April 8
Crowdstrike and Mandiant are entering some sort of partnership? What the hell is the backstory here.
https://www.cyberscoop.com/crowdstrike-mandiant-strategic-partnership/
Story time!
Today’s insight.
A bit old, but I missed this at the time. People with bionic eye implants going blind, again, because the company shutdown and the code is proprietary. Cyberpunk got this one 100%. Only install open source cybernetics people!
https://spectrum.ieee.org/bionic-eye-obsolete
The use of information technology to enable einsatzgruppen murder squads is an important point that might get lost in the “i can’t believe it’s not cyberwar” debate.
This stems from something that I think ppl don’t quite understand about modern security services—just how much more they know about everything thanks to cyber. They don’t need to do surveillance. They just need to follow your phone.
They have access to huge amounts of databases and historical information that is all cross linked. Much of that information is from hacked sources because that’s where everything is these days. In an unprotected S3 bucket or MySQL database sitting on the internet somewhere.
Add to that the long long history of lists. That’s what intelligence services are: list makers. Then there is the history of liquidating people on lists.
The point is that cyber makes creating lists easy and more comprehensive. And enriching them much easier. And then they end up in the hands of murder squads…
Cyber security and cyber warfare can easily become matters of life and death.
Speaking of military stuff and cyber, @GossiTheDog is spitting straight fire.
Facebook dropped their threat report for Q1 yesterday. A number of interesting aspects of modern cyber warfare are mentioned (in the summary).
There is major effort to get back in the information ops game. Russian threat actors are trying hard to get accounts.
We’re also sharing an update on our enforcements in Ukraine, including attempts by previously disrupted state and non-state actors to come back on the platform,
This is actually an interesting side note here. Whenever there is a major event, there is fraud trying to exploit it. It’s like one of the four horsemen of cyberwar, “topical spam and phishing content”
in addition to spam networks using deceptive tactics to monetize public attention to the ongoing war.
This one is actually really really interesting. As we know, every reporting tools will be abused by malicious actors targeting things they don’t like. Facebook has detection mechanisms in place to try and prevent this from happening. They discovered and blocked groups trying to silence accounts over the Ukraine war. It’s important to remember that an extremely powerful info war weapon is “censorship.” Just block the other side from presenting their narratives.
Under our Inauthentic Behavior policy against mass reporting, we removed a network in Russia for abusing our reporting tools to repeatedly report people in Ukraine and in Russia for fictitious policy violations of Facebook policies in an attempt to silence them
https://about.fb.com/news/2022/04/metas-adversarial-threat-report-q1-2022/
Next generation tracking via mobile apps.
Microsoft is calling out the GRU for hacking in Ukraine.
Strontium was using this infrastructure to target Ukrainian institutions including media organizations. It was also targeting government institutions and think tanks in the United States and the European Union involved in foreign policy.
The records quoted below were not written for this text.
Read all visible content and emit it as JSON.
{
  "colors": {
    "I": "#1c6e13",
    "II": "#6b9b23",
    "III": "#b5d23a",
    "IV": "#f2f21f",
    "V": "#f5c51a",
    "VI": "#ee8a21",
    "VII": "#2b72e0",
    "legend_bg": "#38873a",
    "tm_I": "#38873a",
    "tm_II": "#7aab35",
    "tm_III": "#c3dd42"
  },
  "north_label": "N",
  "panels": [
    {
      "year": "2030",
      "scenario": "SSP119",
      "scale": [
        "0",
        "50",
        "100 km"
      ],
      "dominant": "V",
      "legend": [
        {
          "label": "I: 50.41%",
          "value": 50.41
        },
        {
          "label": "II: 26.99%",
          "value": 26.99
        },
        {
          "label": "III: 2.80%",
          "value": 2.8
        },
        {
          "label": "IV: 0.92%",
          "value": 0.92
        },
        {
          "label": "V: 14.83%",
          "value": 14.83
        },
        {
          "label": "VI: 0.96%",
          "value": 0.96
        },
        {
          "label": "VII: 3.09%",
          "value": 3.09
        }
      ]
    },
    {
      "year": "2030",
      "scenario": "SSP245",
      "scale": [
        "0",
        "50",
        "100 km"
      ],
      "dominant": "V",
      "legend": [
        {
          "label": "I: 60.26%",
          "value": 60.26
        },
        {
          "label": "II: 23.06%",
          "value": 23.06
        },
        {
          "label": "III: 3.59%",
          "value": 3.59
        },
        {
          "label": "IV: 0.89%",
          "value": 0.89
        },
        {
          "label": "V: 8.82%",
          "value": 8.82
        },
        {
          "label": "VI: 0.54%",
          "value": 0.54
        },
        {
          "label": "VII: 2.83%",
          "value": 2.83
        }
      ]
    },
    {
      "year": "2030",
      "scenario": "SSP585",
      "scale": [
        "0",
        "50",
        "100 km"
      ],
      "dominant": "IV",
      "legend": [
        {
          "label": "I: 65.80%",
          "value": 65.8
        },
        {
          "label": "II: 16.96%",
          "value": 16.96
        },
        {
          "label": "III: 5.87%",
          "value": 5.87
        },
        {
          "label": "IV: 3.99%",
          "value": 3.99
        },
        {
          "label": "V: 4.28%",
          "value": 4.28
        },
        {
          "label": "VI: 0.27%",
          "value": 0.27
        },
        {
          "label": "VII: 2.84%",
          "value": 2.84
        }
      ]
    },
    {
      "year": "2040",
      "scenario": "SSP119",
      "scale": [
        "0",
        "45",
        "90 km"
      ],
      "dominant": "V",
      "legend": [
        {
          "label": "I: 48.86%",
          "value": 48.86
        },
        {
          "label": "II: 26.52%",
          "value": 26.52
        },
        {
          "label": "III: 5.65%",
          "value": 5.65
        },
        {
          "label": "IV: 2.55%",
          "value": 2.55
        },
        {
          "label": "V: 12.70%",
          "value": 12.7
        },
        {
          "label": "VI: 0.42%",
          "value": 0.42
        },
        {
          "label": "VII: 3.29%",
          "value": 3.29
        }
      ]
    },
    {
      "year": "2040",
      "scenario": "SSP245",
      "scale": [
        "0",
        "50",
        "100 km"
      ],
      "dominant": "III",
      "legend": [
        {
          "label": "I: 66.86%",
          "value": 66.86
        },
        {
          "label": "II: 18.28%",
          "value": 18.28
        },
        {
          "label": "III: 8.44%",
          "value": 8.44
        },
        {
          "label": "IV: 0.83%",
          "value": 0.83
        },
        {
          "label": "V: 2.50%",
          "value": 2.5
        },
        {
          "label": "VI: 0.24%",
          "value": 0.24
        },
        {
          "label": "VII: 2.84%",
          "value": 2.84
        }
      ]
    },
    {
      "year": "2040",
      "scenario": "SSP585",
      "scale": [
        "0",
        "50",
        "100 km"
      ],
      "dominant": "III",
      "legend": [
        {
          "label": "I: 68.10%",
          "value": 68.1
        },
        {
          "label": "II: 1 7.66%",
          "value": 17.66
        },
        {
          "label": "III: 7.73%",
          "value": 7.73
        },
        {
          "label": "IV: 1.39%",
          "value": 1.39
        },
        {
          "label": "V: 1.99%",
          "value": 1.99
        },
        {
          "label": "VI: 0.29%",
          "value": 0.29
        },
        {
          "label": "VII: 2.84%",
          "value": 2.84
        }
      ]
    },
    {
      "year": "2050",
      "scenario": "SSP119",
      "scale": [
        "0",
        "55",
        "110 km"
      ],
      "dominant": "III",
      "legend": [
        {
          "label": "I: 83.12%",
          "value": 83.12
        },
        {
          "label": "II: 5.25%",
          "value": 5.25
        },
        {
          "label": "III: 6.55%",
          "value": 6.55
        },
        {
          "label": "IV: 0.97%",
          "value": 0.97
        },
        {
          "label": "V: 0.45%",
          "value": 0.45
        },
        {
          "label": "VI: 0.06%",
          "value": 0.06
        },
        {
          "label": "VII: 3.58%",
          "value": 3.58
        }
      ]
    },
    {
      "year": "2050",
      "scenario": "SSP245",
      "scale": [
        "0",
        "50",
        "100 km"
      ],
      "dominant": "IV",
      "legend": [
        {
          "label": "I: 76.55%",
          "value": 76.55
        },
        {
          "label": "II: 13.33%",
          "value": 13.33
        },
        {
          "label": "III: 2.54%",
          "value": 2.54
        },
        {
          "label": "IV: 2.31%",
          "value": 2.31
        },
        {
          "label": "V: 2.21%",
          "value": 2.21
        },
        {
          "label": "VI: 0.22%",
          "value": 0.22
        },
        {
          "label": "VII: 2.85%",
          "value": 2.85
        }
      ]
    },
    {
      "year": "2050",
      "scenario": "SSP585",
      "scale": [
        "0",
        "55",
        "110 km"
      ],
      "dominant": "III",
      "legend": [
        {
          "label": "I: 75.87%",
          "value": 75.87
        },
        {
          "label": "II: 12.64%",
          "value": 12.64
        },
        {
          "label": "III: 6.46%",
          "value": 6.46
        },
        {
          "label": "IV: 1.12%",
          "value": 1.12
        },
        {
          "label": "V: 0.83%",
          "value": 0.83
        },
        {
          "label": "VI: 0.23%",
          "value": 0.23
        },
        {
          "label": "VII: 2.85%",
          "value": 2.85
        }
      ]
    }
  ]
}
We believe Strontium was attempting to establish long-term access to the systems of its targets, provide tactical support for the physical invasion and exfiltrate sensitive information. We have notified Ukraine’s government about the activity we detected and the action we’ve taken.
Microsoft says that they’ve been dealing with an increase of cyber attacks in Ukraine since the invasion began.
The Strontium attacks are just a small part of the activity we have seen in Ukraine. Before the Russian invasion, our teams began working around the clock to help organizations in Ukraine, including government agencies, defend against an onslaught of cyberwarfare that has escalated since the invasion began and has continued relentlessly. Since then, we have observed nearly all of Russia’s nation-state actors engaged in the ongoing full-scale offensive against Ukraine’s government and critical infrastructure, and we continue to work closely with government and organizations of all kinds in Ukraine to help them defend against this onslaught. In the coming weeks we expect to provide a more comprehensive look at the scope of the cyberwar in Ukraine.